The idea that when a person receives a transplant, that the new tissue carries over “memory” that influences a person tastes, personality, etc.
I have seen this theory on a few websites that I would define, for lack of a better term, as “new age”.
Does anyone know of any reputable research on this topic? This is really a factual questions (I want to know where the research is), but it will probably develop into a debate (is the theory true or not), so I put the question here.
:rolleyes: Considering that transplanted organs never integrate fully into the new body, & recipients have to take anti-rejection drugs for the rest of their lives, I suppose personality doesn’t integrate either.
Patients undergoing open heart surgery often have measureable changes in personality, memory, and cognition even if the surgery is not a heart transplant. This can be attributed to a number of factors, but most often seems to be the result of tiny strokes from debris dislodged from the heart and aorta and/or shed from the heart/lung bypass cannulas. People can become more or less introverted, emotional, or impulsive as a result.
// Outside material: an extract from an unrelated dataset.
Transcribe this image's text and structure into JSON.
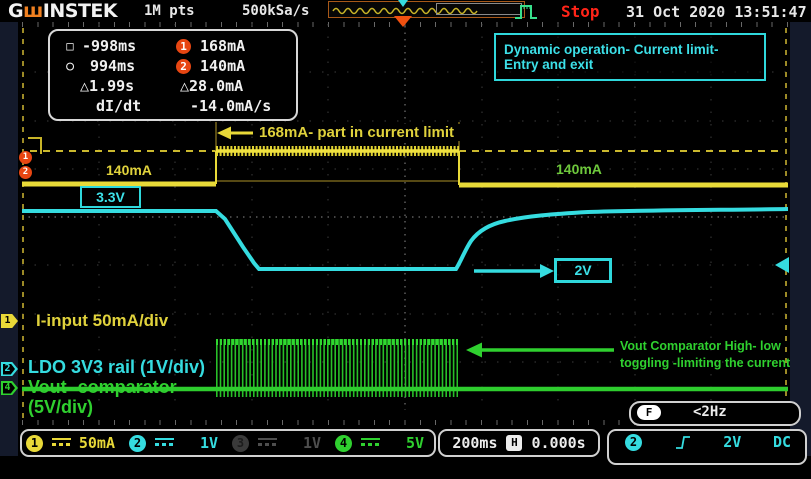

Persons with longstanding liver disease severe enough to warrant transplantation often have varying degrees of hepatic encephalopathy - mental status changes that are due to the presence of bloodstream toxins that would normally be cleared by a healthy liver. Once the transplant is in place and these toxins begin to clear, mental status and personality can change.
Claims that organ transplants have made the recipient more like the donor are also subject to confirmation bias: if a person who didn’t like spinach before the transplant now likes spinach, and the donor liked spinach as well, that’s claimed as a real effect; but there are likely many, many things that the donor liked that the recipient still does not like.
We should also not underestimate the psychological impact of being given a ‘new lease on life’. Patients may change their behavior in unpredictable ways; they may take more risks in order to live their new life ‘to the fullest’, or they may become more risk-averse. One can consider the behavior of cancer survivors to see this effect in action.
At any rate, there are a number of potential explanations for personality/behavior changes after recovery from major illness, much less organ transplantation. To invoke a mechanism of tissue memory or tissue transmission of personality would require extraordinary evidence.